祝童口若悬河,蔡老二听的连连点头,萧萧与向墨在一旁偷笑,女主播更是目瞪口呆。温文尔雅的李想,敲起竹杠来竟然如此心狠手辣。加上这一百万,“神医李想”诊室只一上午就进账二百多万了。
更令人哭笑不得的是,“神医李想”不知治病,捎带着还做起了思想工作。
比较起来,做在他身边的尹石风,就真像块木头了。
可是,她的观感很快就改变了。
老者交完钱回来,尹石风在祝童的示意下站到蔡老二身后,双手虚按在蔡老二头顶。
几分钟过去,尹石风收回双手,回到祝童身边坐下。
“蔡先生,试试能不能站起来?”祝童微笑道。
蔡老二扶着轮椅的把手颤巍巍地站起来,他迟疑着,不敢迈步。
“相信我,相信你自己的双腿。”祝童鼓励道。
一步、两步、三步……蔡老二在没有任何外力帮助的情况下从轮椅走到窗边,扶着窗台激动地嚎啕大哭。

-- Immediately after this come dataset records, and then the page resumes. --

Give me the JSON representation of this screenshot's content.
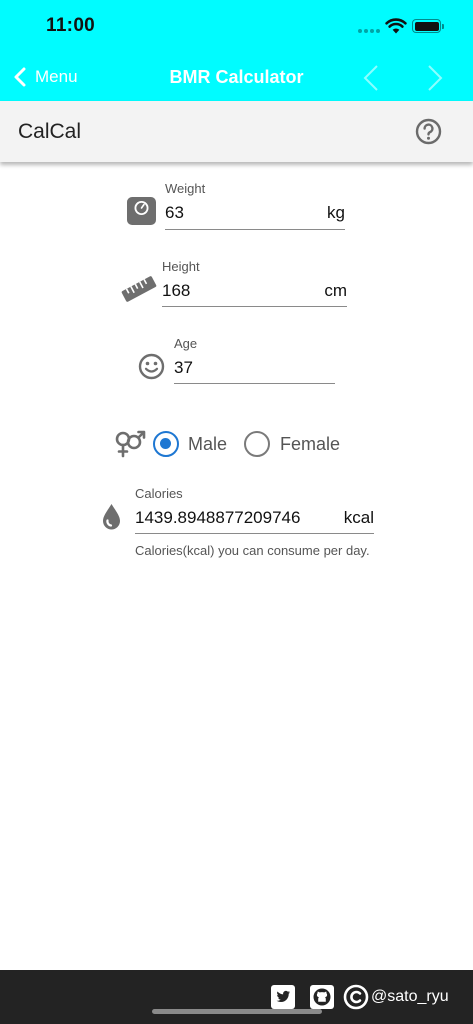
{
  "status_bar": {
    "time": "11:00"
  },
  "nav": {
    "back_label": "Menu",
    "title": "BMR Calculator",
    "prev_icon": "chevron-left-icon",
    "next_icon": "chevron-right-icon"
  },
  "app": {
    "brand": "CalCal",
    "help_icon": "question-circle-icon"
  },
  "form": {
    "weight": {
      "label": "Weight",
      "value": "63",
      "unit": "kg",
      "icon": "scale-icon"
    },
    "height": {
      "label": "Height",
      "value": "168",
      "unit": "cm",
      "icon": "ruler-icon"
    },
    "age": {
      "label": "Age",
      "value": "37",
      "icon": "smiley-icon"
    },
    "gender": {
      "icon": "gender-icon",
      "options": [
        {
          "label": "Male",
          "selected": true
        },
        {
          "label": "Female",
          "selected": false
        }
      ]
    },
    "calories": {
      "label": "Calories",
      "value": "1439.8948877209746",
      "unit": "kcal",
      "hint": "Calories(kcal) you can consume per day.",
      "icon": "drop-icon"
    }
  },
  "footer": {
    "credit": "@sato_ryu"
  },
  "colors": {
    "accent": "#00fcff",
    "radio": "#1e77d2",
    "footer": "#232323"
  }
}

“老人家,他刚站起来,双腿长时间不活动,肌肉萎缩。这都是小问题,接受两个疗程的康复训练就全好了……”
祝童送蔡家父子离开诊室,“神医李想”诊室今天的应诊时间就算结束了。
病人走了,祝童开始教训尹石风。四位美女在房间里没事找事,想多听几句,就是不肯离开。因为祝童说的话是在是……

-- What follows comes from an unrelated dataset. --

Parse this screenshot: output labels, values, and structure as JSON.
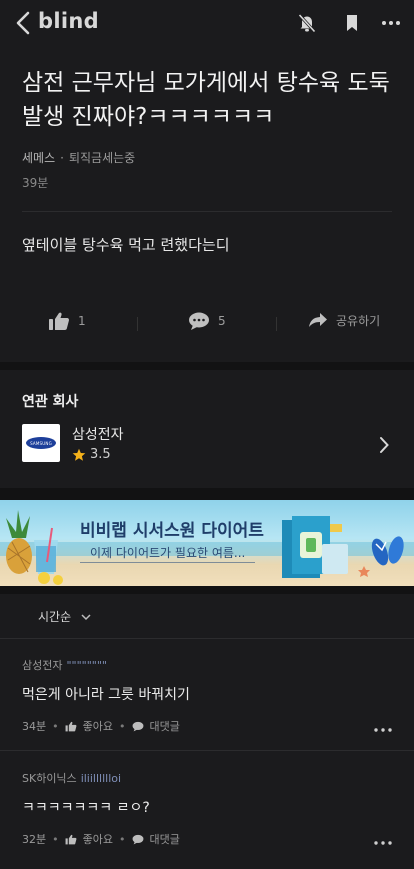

“你傻啊,表现得那么轻松。要作出很吃力很吃力、很痛苦很痛苦的样子。最好挤出点汗水来。作秀会不会?我要是像你这样治病,不被累死也早被病人骂死了。他们现在一定在抱怨,这一百万花的不值。还有不会开药方没什么,乱写总会吧?治病不是这么简单的事,要站在病人立场上考虑。人家花了那么大的价钱……你们几个忙完了没有?忙完了出去。”
祝童终于忍不住了笑着赶人了,女主播这会儿站在尹石风身边,对他别提多温柔了。
她心里想,自己应该是遇到一颗正在被“神医李想”雕琢的特大钻石了。
尹石风有这样的本事,简直就是另一个“神医李想”啊。他不善言辞,可自己是主播,练的就是嘴皮子,假以时日开起夫妻店……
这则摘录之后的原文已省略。